Protect confidential information FAQs
Confidentiality Agreements protect your proprietary information from being shared with your competitors. Anyone who is privy to your company's protected information could potentially share that information with your competitors or could use the information to become a competitor. While Confidentiality Agreements, often called Non-disclosure Agreements, can be difficult to enforce, they can offer your company some protection.
There are limitations to Confidentiality Agreements. For example, an agreement cannot be used to protect against illegal activities such as harassment or discrimination. You also cannot prosecute those who may overhear private company information unknowingly.
You may be wondering, Do I have to sign a Confidentiality or Non-disclosure Agreement (NDA)? You may be asked by employers or business associates to sign an NDA. These agreements are fairly common and are intended to protect a company's proprietary information. Employees are often required to sign one as part of their employment agreement. Business associates are also often asked to sign one. For example, if they are sharing product information with you about a product that has not yet been released to the market.

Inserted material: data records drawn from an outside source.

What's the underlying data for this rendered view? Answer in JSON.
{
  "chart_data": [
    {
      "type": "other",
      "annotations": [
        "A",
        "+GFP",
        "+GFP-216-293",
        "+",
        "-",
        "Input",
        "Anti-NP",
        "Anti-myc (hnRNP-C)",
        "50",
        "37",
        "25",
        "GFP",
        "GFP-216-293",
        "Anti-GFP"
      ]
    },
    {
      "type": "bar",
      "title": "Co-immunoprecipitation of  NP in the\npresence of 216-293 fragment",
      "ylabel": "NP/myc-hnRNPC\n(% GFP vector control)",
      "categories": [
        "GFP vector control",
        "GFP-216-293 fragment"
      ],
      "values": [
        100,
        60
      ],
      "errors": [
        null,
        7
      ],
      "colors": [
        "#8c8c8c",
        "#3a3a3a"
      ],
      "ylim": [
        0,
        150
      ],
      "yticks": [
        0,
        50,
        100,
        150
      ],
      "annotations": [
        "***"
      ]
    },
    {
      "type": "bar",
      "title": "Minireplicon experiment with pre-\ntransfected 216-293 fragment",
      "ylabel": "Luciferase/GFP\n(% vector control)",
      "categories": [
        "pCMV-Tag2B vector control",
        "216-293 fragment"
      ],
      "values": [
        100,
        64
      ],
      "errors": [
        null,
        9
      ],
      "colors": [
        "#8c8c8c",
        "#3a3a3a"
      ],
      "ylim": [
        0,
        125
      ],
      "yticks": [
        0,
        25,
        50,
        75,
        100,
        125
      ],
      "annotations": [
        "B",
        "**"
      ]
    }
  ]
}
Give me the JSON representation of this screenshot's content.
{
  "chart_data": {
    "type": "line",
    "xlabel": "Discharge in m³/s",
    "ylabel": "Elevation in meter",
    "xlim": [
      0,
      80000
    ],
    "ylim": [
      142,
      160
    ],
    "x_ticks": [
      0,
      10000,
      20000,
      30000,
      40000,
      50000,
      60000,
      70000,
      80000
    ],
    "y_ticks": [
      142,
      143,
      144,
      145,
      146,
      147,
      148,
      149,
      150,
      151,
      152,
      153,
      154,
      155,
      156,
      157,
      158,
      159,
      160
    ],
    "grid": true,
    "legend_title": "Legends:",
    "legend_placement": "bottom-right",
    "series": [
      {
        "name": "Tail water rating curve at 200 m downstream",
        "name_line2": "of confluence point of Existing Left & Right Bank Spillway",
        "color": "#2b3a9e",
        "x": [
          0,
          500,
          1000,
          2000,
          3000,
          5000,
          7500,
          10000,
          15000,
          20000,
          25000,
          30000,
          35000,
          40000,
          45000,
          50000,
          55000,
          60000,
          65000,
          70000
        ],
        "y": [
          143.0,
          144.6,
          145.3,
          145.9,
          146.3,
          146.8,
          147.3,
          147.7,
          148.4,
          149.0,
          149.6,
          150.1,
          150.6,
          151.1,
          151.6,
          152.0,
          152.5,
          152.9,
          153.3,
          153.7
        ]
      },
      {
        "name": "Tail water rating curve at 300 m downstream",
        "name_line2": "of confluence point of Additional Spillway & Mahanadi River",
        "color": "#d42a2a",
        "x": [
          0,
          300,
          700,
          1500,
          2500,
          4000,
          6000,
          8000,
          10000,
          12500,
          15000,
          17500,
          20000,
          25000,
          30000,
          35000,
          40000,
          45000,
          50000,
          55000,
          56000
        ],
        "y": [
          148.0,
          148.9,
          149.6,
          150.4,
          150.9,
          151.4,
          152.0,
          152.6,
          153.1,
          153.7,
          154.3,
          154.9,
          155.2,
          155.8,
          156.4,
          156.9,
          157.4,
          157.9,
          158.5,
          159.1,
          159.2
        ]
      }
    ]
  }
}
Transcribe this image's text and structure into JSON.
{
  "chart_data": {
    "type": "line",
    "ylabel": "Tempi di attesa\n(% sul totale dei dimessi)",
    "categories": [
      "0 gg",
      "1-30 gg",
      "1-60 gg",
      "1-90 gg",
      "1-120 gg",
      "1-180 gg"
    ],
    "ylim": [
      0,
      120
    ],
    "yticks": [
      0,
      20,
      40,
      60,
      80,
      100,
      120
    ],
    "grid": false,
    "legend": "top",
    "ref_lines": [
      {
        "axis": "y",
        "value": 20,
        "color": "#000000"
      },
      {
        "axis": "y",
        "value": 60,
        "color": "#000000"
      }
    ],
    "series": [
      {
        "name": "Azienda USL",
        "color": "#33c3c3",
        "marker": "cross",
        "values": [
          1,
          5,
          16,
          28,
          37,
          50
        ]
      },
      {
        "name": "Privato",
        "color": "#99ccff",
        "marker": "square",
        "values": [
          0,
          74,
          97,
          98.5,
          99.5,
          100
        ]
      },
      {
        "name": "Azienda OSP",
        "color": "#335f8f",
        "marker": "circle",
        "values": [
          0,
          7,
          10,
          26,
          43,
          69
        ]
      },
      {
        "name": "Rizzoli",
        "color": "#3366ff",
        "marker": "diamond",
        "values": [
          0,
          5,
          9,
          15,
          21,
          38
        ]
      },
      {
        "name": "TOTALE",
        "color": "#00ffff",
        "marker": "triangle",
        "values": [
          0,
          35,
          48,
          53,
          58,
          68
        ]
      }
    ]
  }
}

If you are asked to sign a Confidentiality Agreement, make sure you understand the agreement and what information is considered protected. NDAs also include a time limit. It may be for a few years or until the information becomes public knowledge (such as rebranding or an acquisition). In most situations, signing the document is not optional. Usually, it will need to be signed before you move forward in the business relationship; however, you can ask them to explain the terms of the agreement for you.